I guess this means I’m going to have to rebuild my wireless network too … :cry:
And the Scrivener forum has been taking 5 to 10 minutes each time to open a page! I’ve had to click the link and go away to do something else while the server works out what it’s meant to be doing … that’s when it’s not eventually returning one of the error messages.

Mark in semi-high dudgeon!

It’s Win32 so I think I’ll give it a go with HFS+. TBH I’ve not bothered an awful lot as I got an old LaCie and hooked it up to a new Airport Xtreme via USB. As I’m still on Tiger whether or not it will do Time Machine is irrelevant. I’ll probably go Leopard when they bring out 10.5.3

Certainly as a straightforward back up using Chronosync over the wired part of the network, it works a treat.

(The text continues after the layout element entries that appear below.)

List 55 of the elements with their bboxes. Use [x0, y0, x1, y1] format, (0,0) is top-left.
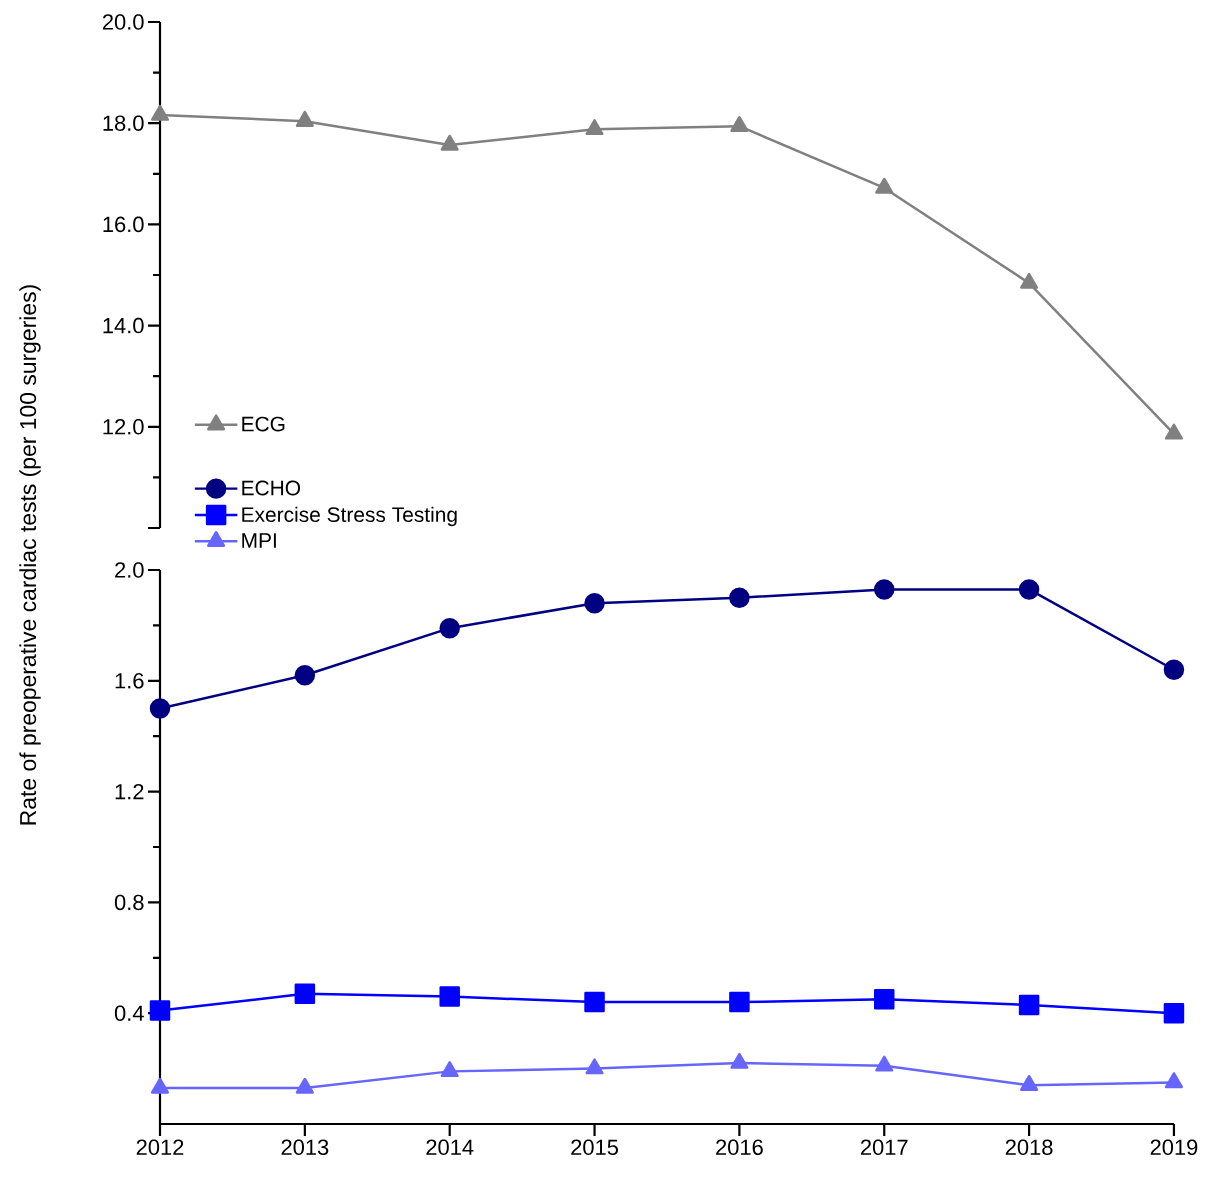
x-tick-label: 2015	[571, 1139, 618, 1156]
point	[729, 587, 750, 608]
point	[875, 177, 894, 194]
point	[294, 665, 316, 686]
x-tick-label: 2018	[1005, 1139, 1053, 1156]
y-tick-label: 16.0	[103, 216, 144, 233]
x-tick-label: 2012	[136, 1139, 184, 1156]
y-tick-label: 12.0	[103, 419, 144, 435]
point	[1164, 423, 1183, 440]
legend-label: ECHO	[242, 480, 301, 496]
legend-label: Exercise Stress Testing	[242, 506, 457, 527]
y-tick-label: 1.2	[115, 783, 144, 800]
point	[1020, 272, 1039, 289]
point	[874, 579, 895, 600]
point	[585, 119, 604, 136]
y-tick-label: 14.0	[103, 317, 144, 334]
point	[1163, 1002, 1185, 1024]
legend-label: ECG	[242, 416, 285, 432]
point	[439, 617, 460, 639]
y-tick-label: 1.6	[115, 673, 144, 689]
y-tick-label: 20.0	[102, 14, 144, 30]
point	[440, 134, 459, 151]
point	[1018, 579, 1040, 600]
point	[439, 986, 460, 1007]
point	[149, 1000, 171, 1021]
point	[729, 991, 750, 1013]
y-axis-title: Rate of preoperative cardiac tests (per 100 surgeries)	[19, 285, 41, 825]
point	[1164, 1072, 1183, 1089]
x-tick-label: 2014	[426, 1139, 474, 1156]
x-tick-label: 2019	[1150, 1139, 1198, 1156]
x-tick-label: 2017	[860, 1139, 908, 1156]
y-tick-label: 0.4	[114, 1005, 144, 1021]
point	[295, 110, 314, 127]
legend-label: MPI	[242, 533, 276, 548]
point	[1020, 1074, 1039, 1091]
point	[294, 983, 316, 1005]
y-tick-label: 2.0	[115, 562, 144, 578]
point	[874, 989, 895, 1010]
point	[440, 1061, 459, 1078]
point	[150, 1077, 170, 1094]
point	[875, 1055, 894, 1072]
point	[730, 115, 749, 132]
x-tick-label: 2013	[281, 1139, 329, 1156]
point	[1018, 994, 1040, 1016]
y-tick-label: 18.0	[103, 115, 144, 131]
point	[149, 698, 171, 719]
point	[730, 1052, 749, 1069]
y-tick-label: 0.8	[114, 894, 144, 911]
point	[585, 1058, 604, 1075]
point	[584, 592, 605, 614]
x-tick-label: 2016	[716, 1139, 763, 1156]
point	[150, 104, 170, 121]
point	[1163, 659, 1185, 680]
point	[295, 1077, 314, 1094]
point	[584, 991, 605, 1013]
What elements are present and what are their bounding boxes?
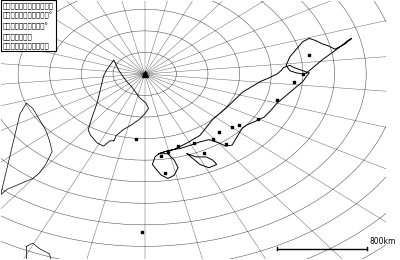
Point [274, 98, 280, 102]
Point [165, 150, 171, 154]
Text: 発生時刻：１０時３５分頃
北緯　　：　　４１．２°
東経　　：１２９．２°
深さ　　：不明
マグニチュード：４．９: 発生時刻：１０時３５分頃 北緯 ： ４１．２° 東経 ：１２９．２° 深さ ：不… [3, 2, 54, 49]
Point [132, 136, 139, 141]
Point [139, 230, 145, 235]
Point [216, 130, 222, 134]
Point [175, 144, 181, 148]
Point [158, 154, 164, 158]
Point [235, 122, 242, 127]
Point [190, 141, 197, 145]
Point [201, 151, 207, 155]
Point [210, 136, 216, 141]
Text: 800km: 800km [370, 237, 396, 246]
Point [222, 142, 229, 146]
Point [255, 117, 261, 121]
Point [162, 171, 168, 175]
Point [306, 53, 312, 57]
Point [229, 125, 235, 129]
Point [291, 80, 297, 84]
Point [300, 72, 306, 76]
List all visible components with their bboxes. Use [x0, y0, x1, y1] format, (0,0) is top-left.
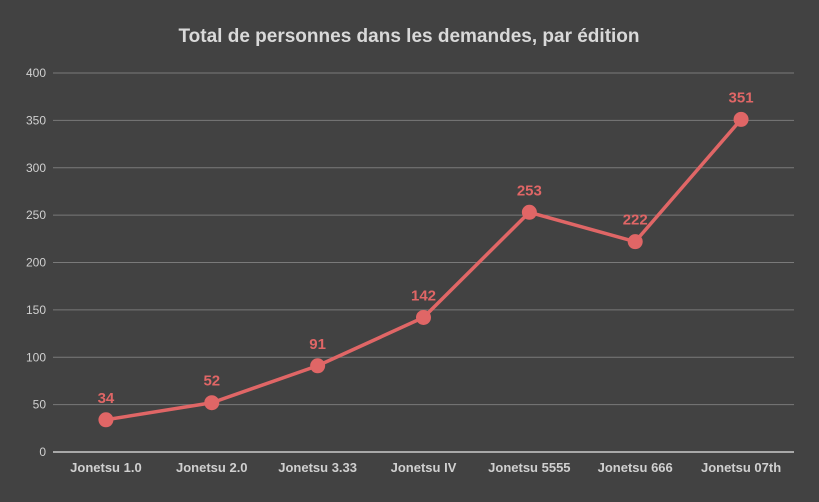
y-tick-label: 0	[39, 445, 46, 459]
y-axis-ticks: 0 50 100 150 200 250 300 350 400	[26, 66, 46, 459]
x-tick-label: Jonetsu 2.0	[176, 460, 248, 475]
y-tick-label: 400	[26, 66, 46, 80]
data-point	[734, 112, 749, 127]
data-point	[310, 358, 325, 373]
chart-title: Total de personnes dans les demandes, pa…	[178, 26, 639, 47]
line-chart: Total de personnes dans les demandes, pa…	[0, 0, 819, 502]
x-tick-label: Jonetsu 5555	[488, 460, 570, 475]
x-tick-label: Jonetsu 3.33	[278, 460, 357, 475]
data-label: 351	[729, 89, 754, 106]
x-tick-label: Jonetsu IV	[391, 460, 457, 475]
data-label: 52	[203, 373, 220, 390]
data-label: 142	[411, 287, 436, 304]
y-tick-label: 50	[33, 398, 47, 412]
data-point	[204, 395, 219, 410]
x-axis-ticks: Jonetsu 1.0 Jonetsu 2.0 Jonetsu 3.33 Jonets…	[70, 460, 781, 475]
y-tick-label: 300	[26, 161, 46, 175]
y-tick-label: 150	[26, 303, 46, 317]
y-tick-label: 350	[26, 113, 46, 127]
grid-lines	[53, 73, 794, 452]
data-point	[522, 205, 537, 220]
series-points	[98, 112, 748, 427]
data-point	[98, 412, 113, 427]
series-lines	[106, 119, 741, 419]
y-tick-label: 200	[26, 256, 46, 270]
data-label: 34	[98, 390, 115, 407]
data-label: 91	[309, 336, 326, 353]
x-tick-label: Jonetsu 1.0	[70, 460, 142, 475]
data-label: 222	[623, 212, 648, 229]
y-tick-label: 250	[26, 208, 46, 222]
data-point	[416, 310, 431, 325]
series-line	[106, 119, 741, 419]
y-tick-label: 100	[26, 350, 46, 364]
data-point	[628, 234, 643, 249]
data-label: 253	[517, 182, 542, 199]
x-tick-label: Jonetsu 07th	[701, 460, 781, 475]
data-labels: 34 52 91 142 253 222 351	[98, 89, 754, 406]
x-tick-label: Jonetsu 666	[598, 460, 673, 475]
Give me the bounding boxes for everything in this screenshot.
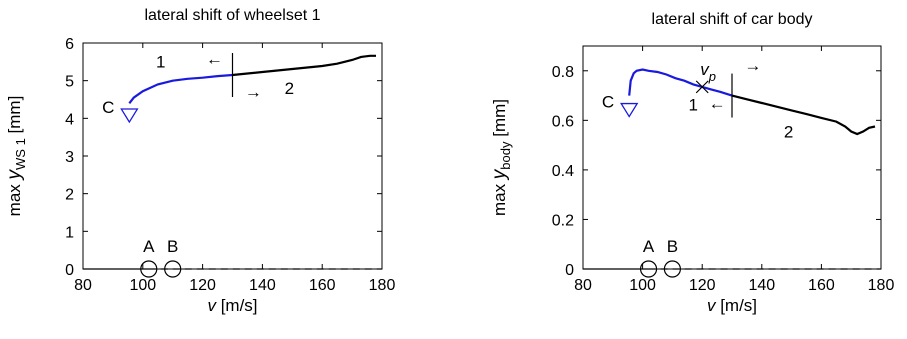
series-2 — [731, 94, 876, 136]
vp-label: vp — [700, 60, 716, 84]
y-tick-label: 1 — [65, 224, 74, 241]
point-C-label: C — [602, 93, 614, 112]
point-A-marker — [639, 260, 658, 278]
point-B-label: B — [167, 237, 178, 256]
point-A-label: A — [143, 237, 155, 256]
y-axis-subscript: body — [498, 141, 513, 170]
y-tick-label: 0.6 — [552, 113, 574, 130]
x-tick-label: 180 — [868, 277, 895, 294]
point-A-label: A — [643, 237, 655, 256]
x-tick-label: 160 — [309, 277, 336, 294]
branch-2-label: 2 — [285, 79, 294, 98]
y-axis-variable: y — [4, 168, 25, 181]
x-axis-unit: [m/s] — [715, 296, 757, 315]
x-tick-label: 100 — [629, 277, 656, 294]
x-axis-label: v [m/s] — [707, 296, 757, 315]
series-1 — [628, 68, 733, 97]
y-axis-variable: y — [489, 168, 510, 181]
y-axis-label: max ybody [mm] — [489, 99, 513, 216]
y-axis-label: max yWS 1 [mm] — [4, 96, 28, 217]
y-tick-label: 4 — [65, 111, 74, 128]
x-tick-label: 140 — [249, 277, 276, 294]
x-axis-variable: v — [707, 296, 717, 315]
x-tick-label: 160 — [808, 277, 835, 294]
series-1 — [128, 73, 233, 104]
y-tick-label: 3 — [65, 149, 74, 166]
x-axis-unit: [m/s] — [216, 296, 258, 315]
x-axis-label: v [m/s] — [207, 296, 257, 315]
x-tick-label: 100 — [129, 277, 156, 294]
point-B-marker — [164, 260, 182, 278]
series-2 — [232, 54, 376, 77]
x-tick-label: 140 — [748, 277, 775, 294]
y-tick-label: 2 — [65, 187, 74, 204]
y-axis-subscript: WS 1 — [13, 138, 28, 170]
point-B-label: B — [667, 237, 678, 256]
arrow-right-label: → — [245, 83, 262, 102]
branch-1-label: 1 — [156, 52, 165, 71]
y-axis-unit: [mm] — [5, 96, 24, 139]
y-tick-label: 0 — [565, 262, 574, 279]
x-axis-variable: v — [207, 296, 217, 315]
chart-title: lateral shift of wheelset 1 — [144, 7, 320, 24]
y-axis-prefix: max — [490, 179, 509, 216]
y-tick-label: 0 — [65, 262, 74, 279]
axes-box — [582, 45, 882, 270]
branch-1-label: 1 — [689, 95, 698, 114]
x-tick-label: 80 — [574, 277, 592, 294]
arrow-right-label: → — [744, 56, 761, 75]
x-tick-label: 180 — [369, 277, 396, 294]
y-tick-label: 0.8 — [552, 64, 574, 81]
vp-variable: v — [700, 60, 710, 79]
point-B-marker — [663, 260, 682, 278]
point-C-label: C — [102, 98, 114, 117]
x-tick-label: 120 — [689, 277, 716, 294]
arrow-left-label: ← — [709, 94, 726, 113]
y-axis-unit: [mm] — [490, 99, 509, 142]
x-tick-label: 80 — [74, 277, 92, 294]
point-C-marker — [120, 108, 139, 124]
vp-cross-marker — [695, 80, 709, 94]
y-tick-label: 0.2 — [552, 212, 574, 229]
chart-1: lateral shift of wheelset 180 100 120 140 16… — [4, 7, 395, 315]
y-tick-label: 0.4 — [552, 163, 574, 180]
arrow-left-label: ← — [206, 49, 223, 68]
point-C-marker — [620, 102, 639, 118]
point-A-marker — [140, 260, 158, 278]
y-tick-label: 5 — [65, 74, 74, 91]
branch-2-label: 2 — [784, 123, 793, 142]
x-tick-label: 120 — [189, 277, 216, 294]
y-axis-prefix: max — [5, 179, 24, 216]
chart-title: lateral shift of car body — [652, 11, 813, 28]
y-tick-label: 6 — [65, 36, 74, 53]
vp-subscript: p — [708, 69, 716, 84]
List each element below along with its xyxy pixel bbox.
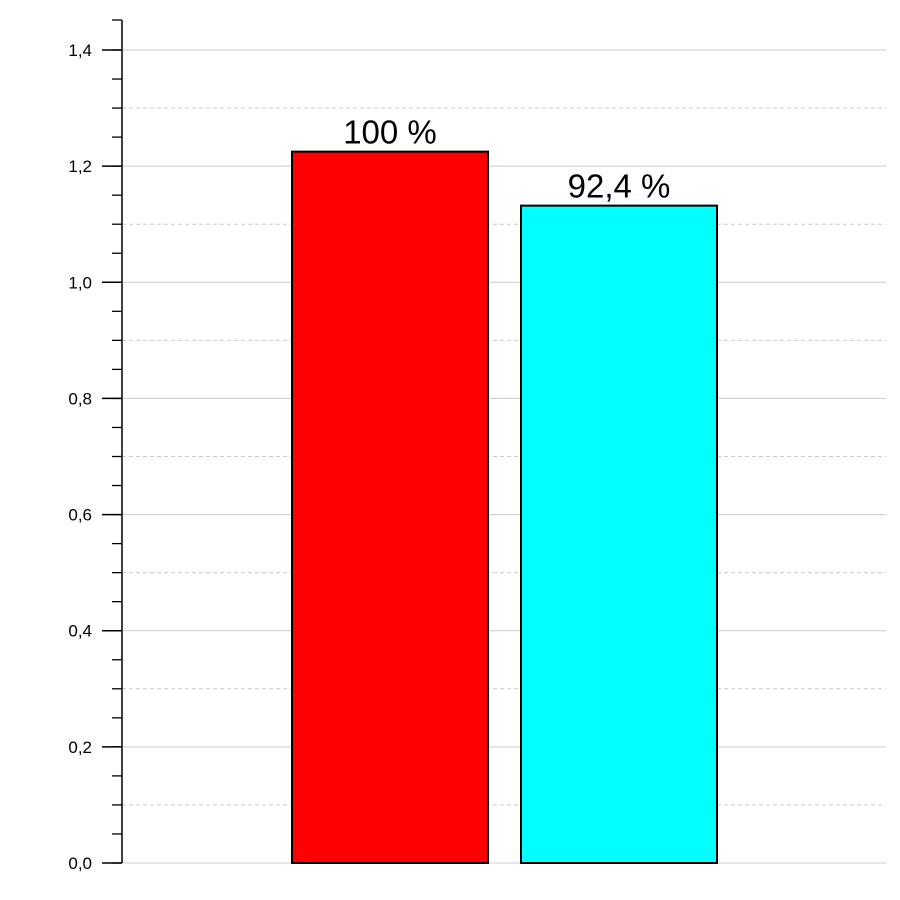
- y-tick-label: 1,4: [68, 41, 92, 60]
- bar-1: [291, 150, 489, 864]
- y-tick-label: 0,8: [68, 389, 92, 408]
- y-tick-label: 1,0: [68, 273, 92, 292]
- bar-2: [520, 204, 718, 865]
- y-tick-label: 0,2: [68, 738, 92, 757]
- y-tick-label: 0,6: [68, 506, 92, 525]
- data-labels: 100 % 92,4 %: [343, 114, 670, 205]
- y-tick-label: 0,4: [68, 622, 92, 641]
- bars: [291, 150, 718, 865]
- data-label-2: 92,4 %: [568, 168, 671, 205]
- y-tick-label: 0,0: [68, 854, 92, 873]
- gridlines: [122, 49, 886, 864]
- y-tick-label: 1,2: [68, 157, 92, 176]
- y-axis: 0,0 0,2 0,4 0,6 0,8 1,0 1,2 1,4: [68, 19, 123, 873]
- data-label-1: 100 %: [343, 114, 437, 151]
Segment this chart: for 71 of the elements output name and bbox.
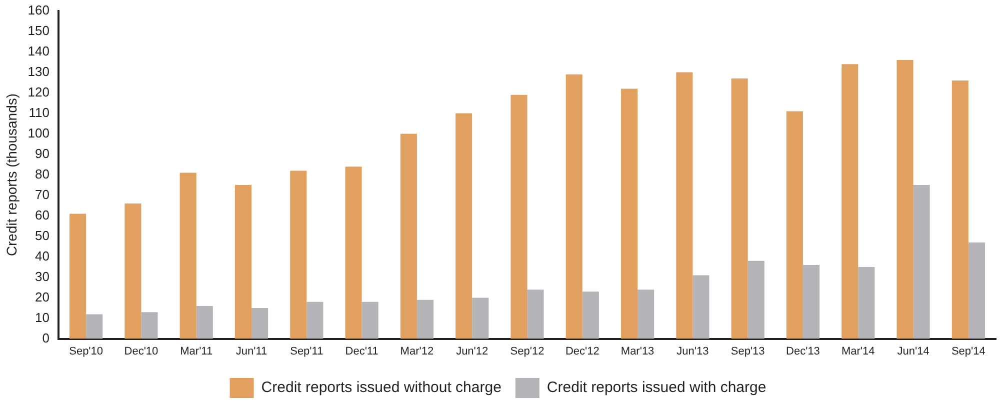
y-tick-label: 20 bbox=[35, 289, 50, 304]
y-tick-label: 100 bbox=[28, 125, 50, 140]
x-tick-label: Dec'11 bbox=[345, 345, 378, 358]
bar bbox=[786, 111, 803, 339]
y-tick-label: 60 bbox=[35, 207, 50, 222]
x-tick-label: Sep'12 bbox=[510, 345, 544, 358]
x-tick-label: Jun'14 bbox=[897, 345, 930, 358]
bar bbox=[731, 78, 748, 339]
bar bbox=[306, 302, 324, 339]
bar bbox=[676, 72, 693, 339]
y-tick-label: 50 bbox=[35, 228, 50, 243]
bar bbox=[124, 204, 142, 339]
bar bbox=[196, 306, 213, 339]
bar bbox=[70, 214, 86, 339]
x-tick-label: Dec'10 bbox=[124, 345, 158, 358]
bar bbox=[913, 185, 930, 339]
y-tick-label: 10 bbox=[35, 310, 50, 325]
y-tick-label: 40 bbox=[35, 248, 50, 264]
bar bbox=[858, 267, 875, 339]
x-tick-label: Dec'12 bbox=[565, 345, 600, 358]
y-tick-label: 150 bbox=[28, 22, 50, 38]
bar bbox=[416, 300, 434, 339]
bar bbox=[748, 260, 764, 339]
y-tick-label: 0 bbox=[42, 330, 50, 346]
x-tick-label: Jun'12 bbox=[456, 345, 488, 358]
y-axis-title: Credit reports (thousands) bbox=[3, 93, 20, 256]
y-tick-label: 90 bbox=[35, 146, 50, 161]
legend-label: Credit reports issued without charge bbox=[261, 379, 502, 396]
bar bbox=[582, 292, 599, 339]
y-tick-label: 70 bbox=[35, 186, 50, 202]
x-tick-label: Jun'11 bbox=[236, 345, 268, 358]
bar bbox=[952, 80, 968, 339]
bar bbox=[141, 312, 158, 339]
bar bbox=[345, 166, 362, 339]
bar bbox=[472, 298, 489, 339]
bar bbox=[510, 94, 528, 339]
legend-label: Credit reports issued with charge bbox=[546, 379, 766, 396]
y-tick-label: 140 bbox=[28, 43, 50, 58]
bar bbox=[234, 185, 252, 339]
bar bbox=[968, 242, 985, 339]
x-tick-label: Mar'12 bbox=[400, 345, 434, 358]
y-tick-label: 130 bbox=[28, 64, 50, 79]
bar bbox=[638, 290, 654, 339]
bar bbox=[842, 64, 858, 339]
bar bbox=[692, 275, 710, 339]
x-tick-label: Sep'11 bbox=[290, 345, 324, 358]
x-tick-label: Mar'13 bbox=[620, 345, 654, 358]
bar bbox=[620, 88, 638, 339]
bar bbox=[527, 290, 544, 339]
y-tick-label: 120 bbox=[28, 84, 50, 100]
bar bbox=[362, 302, 378, 339]
x-tick-label: Sep'13 bbox=[730, 345, 765, 358]
bar bbox=[400, 134, 417, 339]
x-tick-label: Mar'14 bbox=[841, 345, 875, 358]
x-tick-label: Jun'13 bbox=[676, 345, 709, 358]
bar bbox=[252, 308, 268, 339]
bar bbox=[86, 314, 103, 339]
bar bbox=[456, 113, 472, 339]
y-tick-label: 110 bbox=[28, 104, 50, 120]
x-tick-label: Dec'13 bbox=[786, 345, 820, 358]
bar bbox=[180, 172, 196, 339]
bar bbox=[896, 60, 914, 339]
bar bbox=[802, 265, 820, 339]
y-tick-label: 30 bbox=[35, 268, 50, 284]
bar bbox=[290, 170, 307, 339]
y-tick-label: 80 bbox=[35, 166, 50, 182]
bar bbox=[566, 74, 582, 339]
x-tick-label: Mar'11 bbox=[180, 345, 213, 358]
x-tick-label: Sep'10 bbox=[69, 345, 104, 358]
y-tick-label: 160 bbox=[28, 2, 50, 18]
x-tick-label: Sep'14 bbox=[951, 345, 986, 358]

Can anyone describe their experiences running Scrivener on Leopard, especially Scrivener loaded down with a lot of research, on an older computer like mine? Frankly, Leopard could do everything, including my laundry, and if it messed with Scrivener, I wouldn’t want it. I care about stability, speed (as in quick enough not to be annoying) and Scrivener.

Thanks again,

Rebecca

Don’t know how old your machine is, but I’m using Leopard on a 12" 1.5gHz Powerbook with 768 megs of RAM, and Scrivener runs perfectly. I now have three separate projects open, one with about 50 PDFs and text entries in the research folder, and Scrivener’s resource use is well below that of Mail, Safari and Devonthink.

Same (see my configuration above). Working on a script fairly groaning with the weight of .jpg reference pics I’ve collected for research, and it’s working fine.